Elton John Before Elton John: A pre-stardom Reg Dwight deps on keys, evangelises Spirit and Zappa, and even auditions for the post-Simon Dupree project—Derek and Ray admire him but know they’re heading somewhere more experimental.

Forming Gentle Giant: With Kerry Minnear (Royal Academy-trained; composition and percussion), the band spins influences—classical rigor, bebop, soul/R&B, electric blues—into something strikingly new. “We didn’t have a ‘vision’ of Gentle Giant; we needed musicians who would push each other. Out dripped Gentle Giant.”
Studio Alchemy, Stage Adventure
Tony Visconti becomes mentor and co-conspirator; the band learns at the desk and produces Three Friends themselves.

Live, never literal: Tours are adventures where arrangements morph—not longer solos, but different architectures. “We wanted the audience to leave with smiles, not thinking they’d just seen an LSO recital.”
Octopus to In A Glass House: With brother Phil Shulman leaving, the band recalibrates into a fierce five-piece.

Derek shares a breaking news-level tease: he’s in the studio remixing In A Glass House using top-tier AI source separation. “I’m hearing things like it’s the first time — I don’t know how we did it.”

Business, Without the ‘Business’ Clichés
Derek’s pivot to executive life is singular: no drugs, no drink, no sleaze, just relentless artist focus. The industry tries to lure him with the usual traps; he declines and climbs anyway—on results.
Pantera: “Within three songs I knew. They had it.” He backs the live show; the rooms explode from 500 to 5,000 on word of mouth.
Bon Jovi: When Jon declares “I want to be bigger than Elvis,” Derek hears the same grammar-school certainty he once had. He introduces Desmond Child; the rest is history.
Rap & Gentle Giant: Hip-hop’s underground hears the polyrhythmic logic. Questlove tells Derek GG have “a ghetto pass,” and Travis Scott opens arena shows with “Proclamation.” The band’s reputation is bigger now than ever—without becoming their own tribute act.

On Legacy, Love, and Loyalty
Gentle Giant never sold out, never chased the obvious route, and—remarkably—its members kept faith with the music and with their partners. “We dedicated ourselves to the band and to our spouses,” says Derek. That integrity threads through Giant Steps and through this conversation: art, family, and purpose.

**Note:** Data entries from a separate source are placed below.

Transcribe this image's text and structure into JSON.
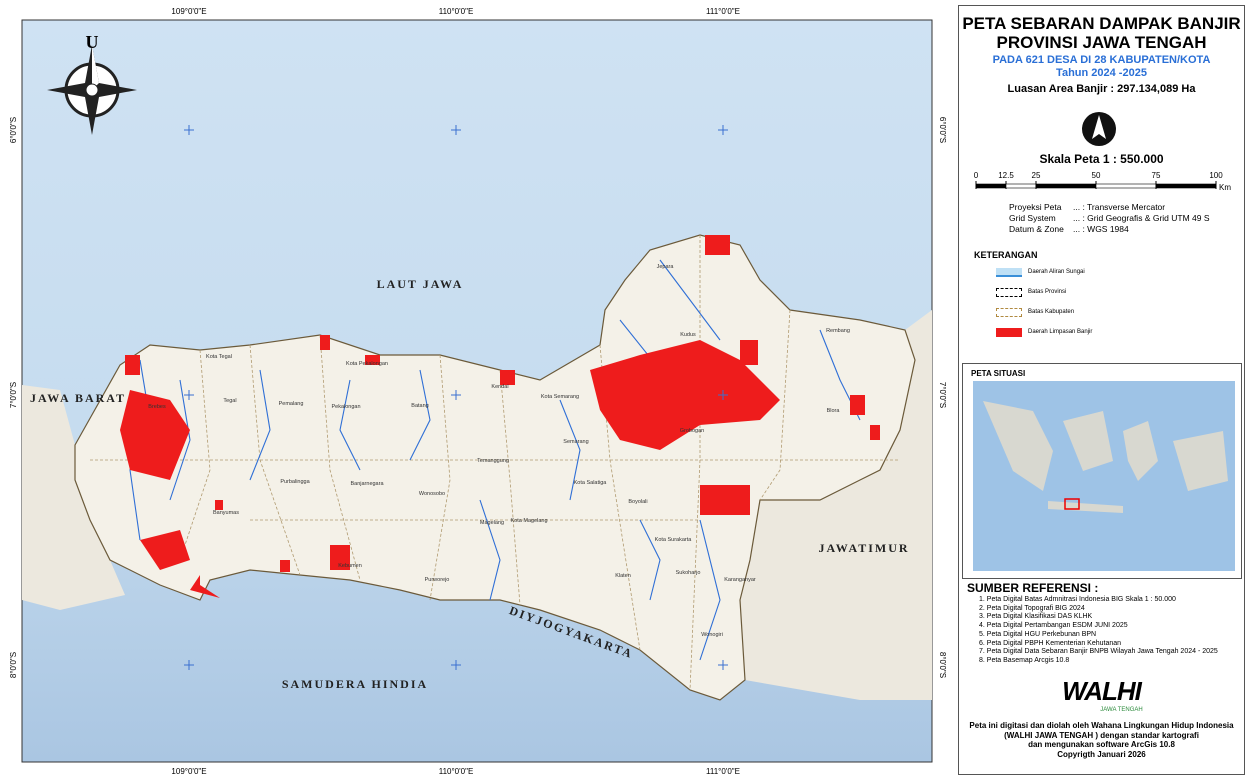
{
  "map": {
    "coordinates": {
      "top": [
        "109°0'0\"E",
        "110°0'0\"E",
        "111°0'0\"E"
      ],
      "bottom": [
        "109°0'0\"E",
        "110°0'0\"E",
        "111°0'0\"E"
      ],
      "left": [
        "6°0'0\"S",
        "7°0'0\"S",
        "8°0'0\"S"
      ],
      "right": [
        "6°0'0\"S",
        "7°0'0\"S",
        "8°0'0\"S"
      ]
    },
    "north": "U",
    "regions": [
      "LAUT JAWA",
      "JAWA BARAT",
      "JAWATIMUR",
      "SAMUDERA HINDIA",
      "DIYJOGYAKARTA"
    ],
    "districts": [
      "Jepara",
      "Kudus",
      "Rembang",
      "Blora",
      "Grobogan",
      "Kota Semarang",
      "Semarang",
      "Kendal",
      "Batang",
      "Pekalongan",
      "Pemalang",
      "Tegal",
      "Kota Tegal",
      "Brebes",
      "Kota Pekalongan",
      "Banyumas",
      "Purbalingga",
      "Banjarnegara",
      "Wonosobo",
      "Temanggung",
      "Magelang",
      "Kota Magelang",
      "Purworejo",
      "Kebumen",
      "Kota Salatiga",
      "Boyolali",
      "Klaten",
      "Kota Surakarta",
      "Sukoharjo",
      "Karanganyar",
      "Wonogiri"
    ]
  },
  "panel": {
    "title": [
      "PETA SEBARAN DAMPAK BANJIR",
      "PROVINSI JAWA TENGAH"
    ],
    "subtitle": [
      "PADA 621 DESA DI 28 KABUPATEN/KOTA",
      "Tahun 2024 -2025"
    ],
    "area": "Luasan Area Banjir : 297.134,089 Ha",
    "scale": "Skala Peta 1 : 550.000",
    "scale_ticks": [
      0,
      12.5,
      25,
      50,
      75,
      100
    ],
    "scale_unit": "Km",
    "projection": [
      [
        "Proyeksi Peta",
        "... : Transverse Mercator"
      ],
      [
        "Grid System",
        "... : Grid Geografis  & Grid UTM 49 S"
      ],
      [
        "Datum & Zone",
        "... :  WGS 1984"
      ]
    ],
    "legend_title": "KETERANGAN",
    "legend": [
      "Daerah Aliran Sungai",
      "Batas Provinsi",
      "Batas Kabupaten",
      "Daerah Limpasan Banjir"
    ],
    "inset_title": "PETA SITUASI",
    "references_title": "SUMBER REFERENSI :",
    "references": [
      "1. Peta Digital Batas Admnitrasi Indonesia BIG Skala 1 : 50.000",
      "2. Peta Digital Topografi BIG 2024",
      "3. Peta Digital Klasifikasi DAS KLHK",
      "4. Peta Digital Pertambangan ESDM JUNI 2025",
      "5. Peta Digital HGU Perkebunan BPN",
      "6. Peta Digital PBPH Kementerian Kehutanan",
      "7. Peta Digital Data Sebaran Banjir BNPB Wilayah Jawa Tengah 2024 - 2025",
      "8. Peta Basemap Arcgis 10.8"
    ],
    "logo": "WALHI",
    "logo_sub": "JAWA TENGAH",
    "footer": [
      "Peta ini digitasi dan diolah oleh Wahana Lingkungan Hidup Indonesia",
      "(WALHI JAWA TENGAH ) dengan standar kartografi",
      "dan mengunakan software ArcGis 10.8",
      "Copyrigth Januari 2026"
    ]
  }
}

Giant Steps is one of the most compelling music autobiographies I’ve read—deeply human, sharply observed, and full of industry moments that could anchor an entire docuseries. From Top of the Pops and Tony Visconti to Monsters of Rock Moscow and the rebirth of legacy bands, it’s a panoramic view of how music actually happens—and how it survives.

This was one of my favourite interviews. Derek’s honesty about grief, creativity, leadership, and ethics is inspiring—and his news about the In A Glass House remix will have Gentle Giant fans buzzing. Massive thanks to Derek for his time and his candour.
Music is the healer and the doctor. Keep spinning those discs.